I got up from the table and moved into the kitchen, frowning when he didn’t meet my eyes. “Now you what, Jared?”
He leaned up against the kitchen bench and folded his arms, wincing as he rubbed at his chin. “Nothing, baby.” He unfolded his arms and reached for me, pulling me close. “I’m just glad you’re safe.”
Chapter Fifteen
After leaving Jared's loft the next morning, my health took a fast downhill slide by the time I reached the driveway of our duplex. In light of Jimmy, he followed me home in his car, and after waving him off, I weaved unsteadily into the house and promptly sent him a message.
E: Dying. Was it an attempt on our lives by Mr. Chow or are you ok?
J: Baby, I’m fine. Want me to take you to the doctors?
Of course he was fine. Mr. Chow’s manager probably slipped something in the food that somehow only killed off females, thus removing me from the equation and allowing him to make his move.
E: No. Thanks though. Will see how I am later.

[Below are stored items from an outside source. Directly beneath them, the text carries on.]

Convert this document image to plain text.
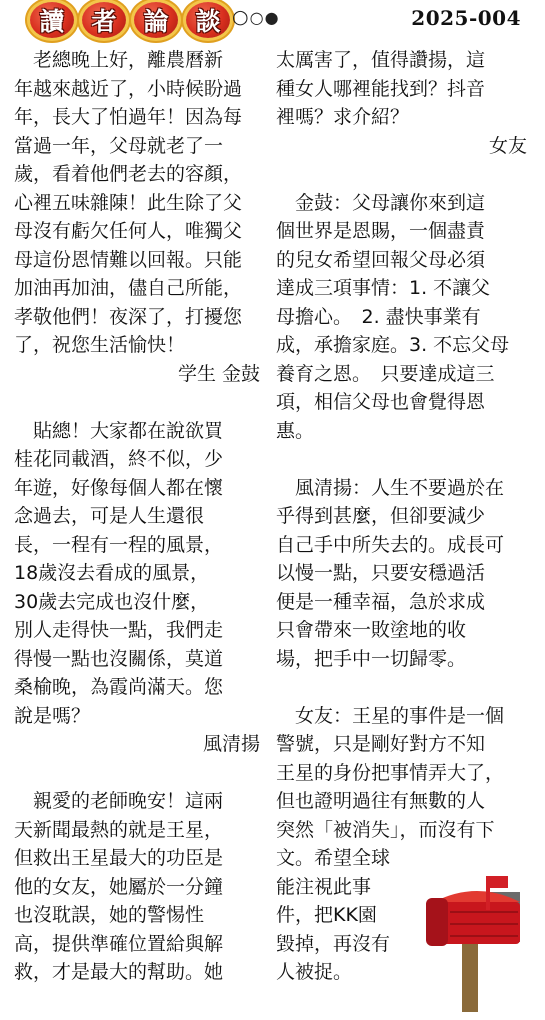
讀	者	論	談 ○○●	2025-004
　老總晚上好，離農曆新
年越來越近了，小時候盼過
年，長大了怕過年！因為每
當過一年，父母就老了一
歲，看着他們老去的容顏，
心裡五味雜陳！此生除了父
母沒有虧欠任何人，唯獨父
母這份恩情難以回報。只能
加油再加油，儘自己所能，
孝敬他們！夜深了，打擾您
了，祝您生活愉快！
学生 金鼓
　貼總！大家都在說欲買
桂花同載酒，終不似，少
年遊，好像每個人都在懷
念過去，可是人生還很
長，一程有一程的風景，
18歲沒去看成的風景，
30歲去完成也沒什麼，
別人走得快一點，我們走
得慢一點也沒關係，莫道
桑榆晚，為霞尚滿天。您
說是嗎？
風清揚
　親愛的老師晚安！這兩
天新聞最熱的就是王星，
但救出王星最大的功臣是
他的女友，她屬於一分鐘
也沒耽誤，她的警惕性
高，提供準確位置給與解
救，才是最大的幫助。她
太厲害了，值得讚揚，這
種女人哪裡能找到？抖音
裡嗎？求介紹？
女友
　金鼓：父母讓你來到這
個世界是恩賜，一個盡責
的兒女希望回報父母必須
達成三項事情：1. 不讓父
母擔心。　2. 盡快事業有
成，承擔家庭。3. 不忘父母
養育之恩。　只要達成這三
項，相信父母也會覺得恩
惠。
　風清揚：人生不要過於在
乎得到甚麼，但卻要減少
自己手中所失去的。成長可
以慢一點，只要安穩過活
便是一種幸福，急於求成
只會帶來一敗塗地的收
場，把手中一切歸零。
　女友：王星的事件是一個
警號，只是剛好對方不知
王星的身份把事情弄大了，
但也證明過往有無數的人
突然「被消失」，而沒有下
文。希望全球
能注視此事
件，把KK園
毀掉，再沒有
人被捉。
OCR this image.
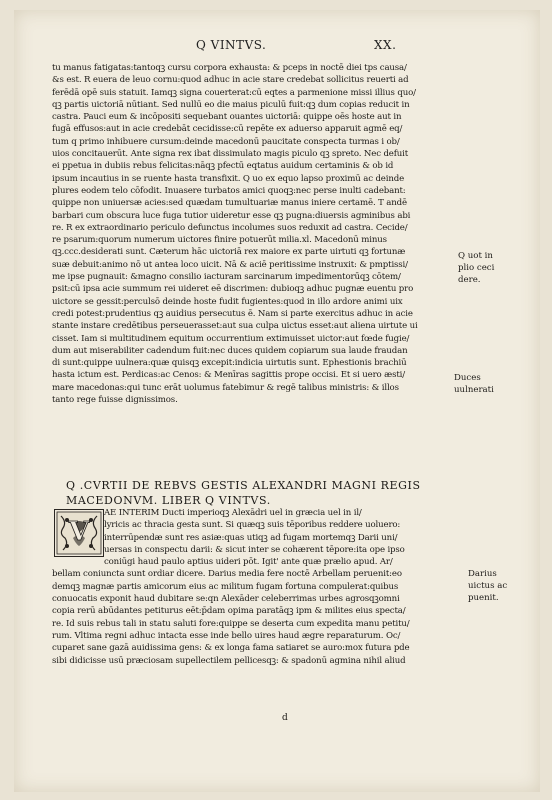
Q VINTVS.	XX.
tu manus fatigatas:tantoqꝫ cursu corpora exhausta: & pceps in noctē diei tps causa/
&s est. R euera de leuo cornu:quod adhuc in acie stare credebat sollicitus reuerti ad
ferēdā opē suis statuit. Iamqꝫ signa couerterat:cū eqtes a parmenione missi illius quo/
qꝫ partis uictoriā nūtiant. Sed nullū eo die maius piculū fuit:qꝫ dum copias reducit in
castra. Pauci eum & incōpositi sequebant ouantes uictoriā: quippe oēs hoste aut in
fugā effusos:aut in acie credebāt cecidisse:cū repēte ex aduerso apparuit agmē eq/
tum q primo inhibuere cursum:deinde macedonū paucitate conspecta turmas i ob/
uios concitauerūt. Ante signa rex ibat dissimulato magis piculo qꝫ spreto. Nec defuit
ei ppetua in dubiis rebus felicitas:nāqꝫ pfectū eqtatus auidum certaminis & ob id
ipsum incautius in se ruente hasta transfixit. Q uo ex equo lapso proximū ac deinde
plures eodem telo cōfodit. Inuasere turbatos amici quoqꝫ:nec perse inulti cadebant:
quippe non uniuersæ acies:sed quædam tumultuariæ manus iniere certamē. T andē
barbari cum obscura luce fuga tutior uideretur esse qꝫ pugna:diuersis agminibus abi
re. R ex extraordinario periculo defunctus incolumes suos reduxit ad castra. Cecide/
re psarum:quorum numerum uictores finire potuerūt milia.xl. Macedonū minus
qꝫ.ccc.desiderati sunt. Cæterum hāc uictoriā rex maiore ex parte uirtuti qꝫ fortunæ
suæ debuit:animo nō ut antea loco uicit. Nā & aciē peritissime instruxit: & pmptissi/
me ipse pugnauit: &magno consilio iacturam sarcinarum impedimentorūqꝫ cōtem/
psit:cū ipsa acie summum rei uideret eē discrimen: dubioqꝫ adhuc pugnæ euentu pro
uictore se gessit:perculsō deinde hoste fudit fugientes:quod in illo ardore animi uix
credi potest:prudentius qꝫ auidius persecutus ē. Nam si parte exercitus adhuc in acie
stante instare credētibus perseuerasset:aut sua culpa uictus esset:aut aliena uirtute ui
cisset. Iam si multitudinem equitum occurrentium extimuisset uictor:aut fœde fugie/
dum aut miserabiliter cadendum fuit:nec duces quidem copiarum sua laude fraudan
di sunt:quippe uulnera:quæ quisqꝫ excepit:indicia uirtutis sunt. Ephestionis brachiū
hasta ictum est. Perdicas:ac Cenos: & Menīras sagittis prope occisi. Et si uero æsti/
mare macedonas:qui tunc erāt uolumus fatebimur & regē talibus ministris: & illos
tanto rege fuisse dignissimos.
Q uot in
plio ceci
dere.
Duces
uulnerati
Q .CVRTII DE REBVS GESTIS ALEXANDRI MAGNI REGIS
MACEDONVM. LIBER Q VINTVS.
V
AE INTERIM Ducti imperioqꝫ Alexādri uel in græcia uel in il/
lyricis ac thracia gesta sunt. Si quæqꝫ suis tēporibus reddere uoluero:
interrūpendæ sunt res asiæ:quas utiqꝫ ad fugam mortemqꝫ Darii uni/
uersas in conspectu darii: & sicut inter se cohærent tēpore:ita ope ipso
coniūgi haud paulo aptius uideri pōt. Igit' ante quæ prælio apud. Ar/
bellam coniuncta sunt ordiar dicere. Darius media fere noctē Arbellam peruenit:eo
demqꝫ magnæ partis amicorum eius ac militum fugam fortuna compulerat:quibus
conuocatis exponit haud dubitare se:qn Alexāder celeberrimas urbes agrosqꝫomni
copia rerū abūdantes petiturus eēt:p̄dam opima paratāqꝫ ipm & milites eius specta/
re. Id suis rebus tali in statu saluti fore:quippe se deserta cum expedita manu petitu/
rum. Vltima regni adhuc intacta esse inde bello uires haud ægre reparaturum. Oc/
cuparet sane gazā auidissima gens: & ex longa fama satiaret se auro:mox futura pde
sibi didicisse usū præciosam supellectilem pellicesqꝫ: & spadonū agmina nihil aliud
Darius
uictus ac
puenit.
d
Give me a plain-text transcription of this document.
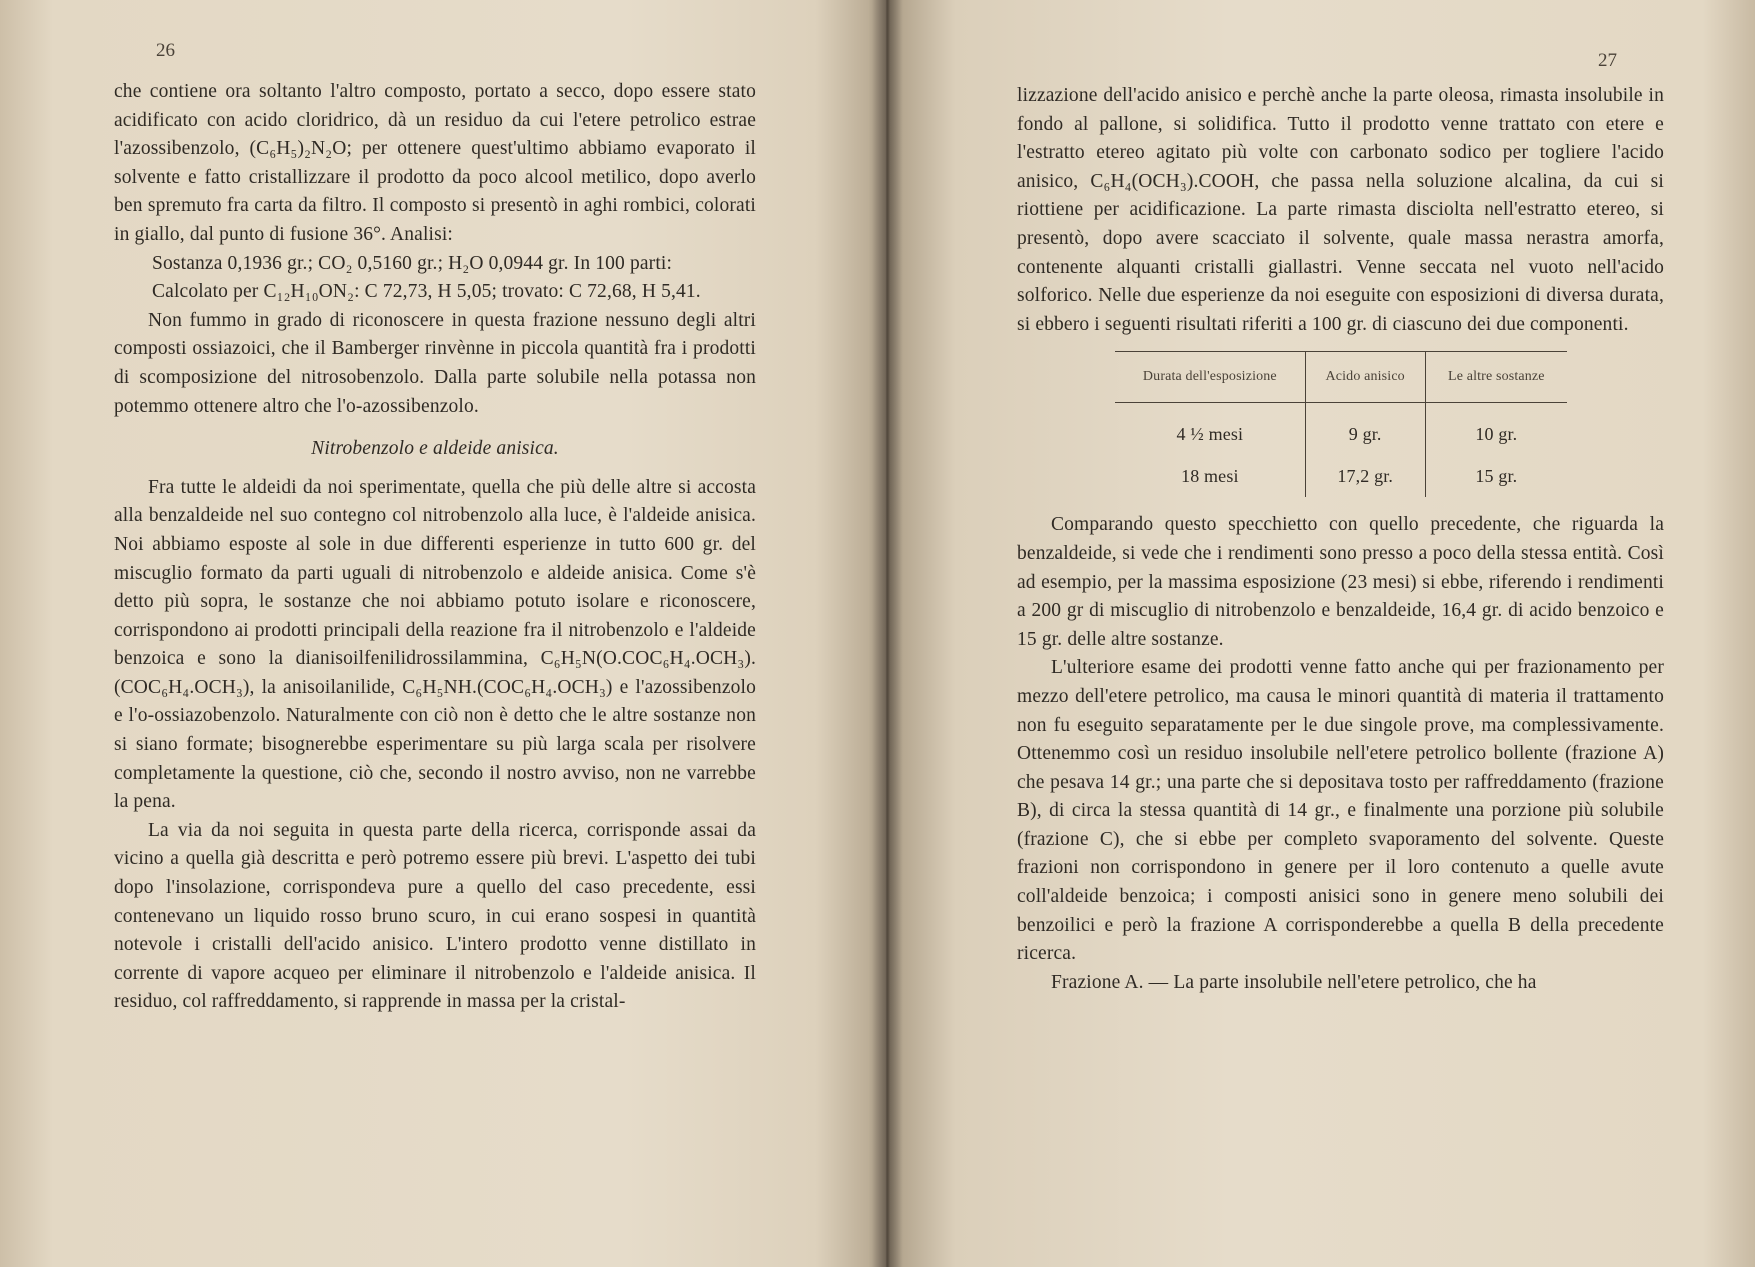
26

che contiene ora soltanto l'altro composto, portato a secco, dopo essere stato acidificato con acido cloridrico, dà un residuo da cui l'etere petrolico estrae l'azossibenzolo, (C₆H₅)₂N₂O; per ottenere quest'ultimo abbiamo evaporato il solvente e fatto cristallizzare il prodotto da poco alcool metilico, dopo averlo ben spremuto fra carta da filtro. Il composto si presentò in aghi rombici, colorati in giallo, dal punto di fusione 36°. Analisi:

Sostanza 0,1936 gr.; CO₂ 0,5160 gr.; H₂O 0,0944 gr. In 100 parti:

Calcolato per C₁₂H₁₀ON₂: C 72,73, H 5,05; trovato: C 72,68, H 5,41.

Non fummo in grado di riconoscere in questa frazione nessuno degli altri composti ossiazoici, che il Bamberger rinvènne in piccola quantità fra i prodotti di scomposizione del nitrosobenzolo. Dalla parte solubile nella potassa non potemmo ottenere altro che l'o-azossibenzolo.

Nitrobenzolo e aldeide anisica.

Fra tutte le aldeidi da noi sperimentate, quella che più delle altre si accosta alla benzaldeide nel suo contegno col nitrobenzolo alla luce, è l'aldeide anisica. Noi abbiamo esposte al sole in due differenti esperienze in tutto 600 gr. del miscuglio formato da parti uguali di nitrobenzolo e aldeide anisica. Come s'è detto più sopra, le sostanze che noi abbiamo potuto isolare e riconoscere, corrispondono ai prodotti principali della reazione fra il nitrobenzolo e l'aldeide benzoica e sono la dianisoilfenilidrossilammina, C₆H₅N(O.COC₆H₄.OCH₃).(COC₆H₄.OCH₃), la anisoilanilide, C₆H₅NH.(COC₆H₄.OCH₃) e l'azossibenzolo e l'o-ossiazobenzolo. Naturalmente con ciò non è detto che le altre sostanze non si siano formate; bisognerebbe esperimentare su più larga scala per risolvere completamente la questione, ciò che, secondo il nostro avviso, non ne varrebbe la pena.

La via da noi seguita in questa parte della ricerca, corrisponde assai da vicino a quella già descritta e però potremo essere più brevi. L'aspetto dei tubi dopo l'insolazione, corrispondeva pure a quello del caso precedente, essi contenevano un liquido rosso bruno scuro, in cui erano sospesi in quantità notevole i cristalli dell'acido anisico. L'intero prodotto venne distillato in corrente di vapore acqueo per eliminare il nitrobenzolo e l'aldeide anisica. Il residuo, col raffreddamento, si rapprende in massa per la cristal-

27

lizzazione dell'acido anisico e perchè anche la parte oleosa, rimasta insolubile in fondo al pallone, si solidifica. Tutto il prodotto venne trattato con etere e l'estratto etereo agitato più volte con carbonato sodico per togliere l'acido anisico, C₆H₄(OCH₃).COOH, che passa nella soluzione alcalina, da cui si riottiene per acidificazione. La parte rimasta disciolta nell'estratto etereo, si presentò, dopo avere scacciato il solvente, quale massa nerastra amorfa, contenente alquanti cristalli giallastri. Venne seccata nel vuoto nell'acido solforico. Nelle due esperienze da noi eseguite con esposizioni di diversa durata, si ebbero i seguenti risultati riferiti a 100 gr. di ciascuno dei due componenti.

Durata dell'esposizione	Acido anisico	Le altre sostanze
4 ½ mesi	9 gr.	10 gr.
18 mesi	17,2 gr.	15 gr.

Comparando questo specchietto con quello precedente, che riguarda la benzaldeide, si vede che i rendimenti sono presso a poco della stessa entità. Così ad esempio, per la massima esposizione (23 mesi) si ebbe, riferendo i rendimenti a 200 gr di miscuglio di nitrobenzolo e benzaldeide, 16,4 gr. di acido benzoico e 15 gr. delle altre sostanze.

L'ulteriore esame dei prodotti venne fatto anche qui per frazionamento per mezzo dell'etere petrolico, ma causa le minori quantità di materia il trattamento non fu eseguito separatamente per le due singole prove, ma complessivamente. Ottenemmo così un residuo insolubile nell'etere petrolico bollente (frazione A) che pesava 14 gr.; una parte che si depositava tosto per raffreddamento (frazione B), di circa la stessa quantità di 14 gr., e finalmente una porzione più solubile (frazione C), che si ebbe per completo svaporamento del solvente. Queste frazioni non corrispondono in genere per il loro contenuto a quelle avute coll'aldeide benzoica; i composti anisici sono in genere meno solubili dei benzoilici e però la frazione A corrisponderebbe a quella B della precedente ricerca.

Frazione A. — La parte insolubile nell'etere petrolico, che ha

Jared had left this morning for what he said was a busy day, no doubt interrogating suspicious witnesses with his unwavering stare and coordinating million dollar ransom drop offs. I wasn’t going to interfere in that.
Mac and Henry still asleep left me free to hit the shower and towelling off, I promptly found myself either about to lose my entire stomach to the bowels of the toilet or die. Dying, at that point, seemed the much preferable option.
Henry banged on the bathroom door. “Evie, are you okay?”
“Peachy,” I called back feebly and curled myself into a ball in the bathtub, hesitant of venturing too far from the toilet that was now my new best friend.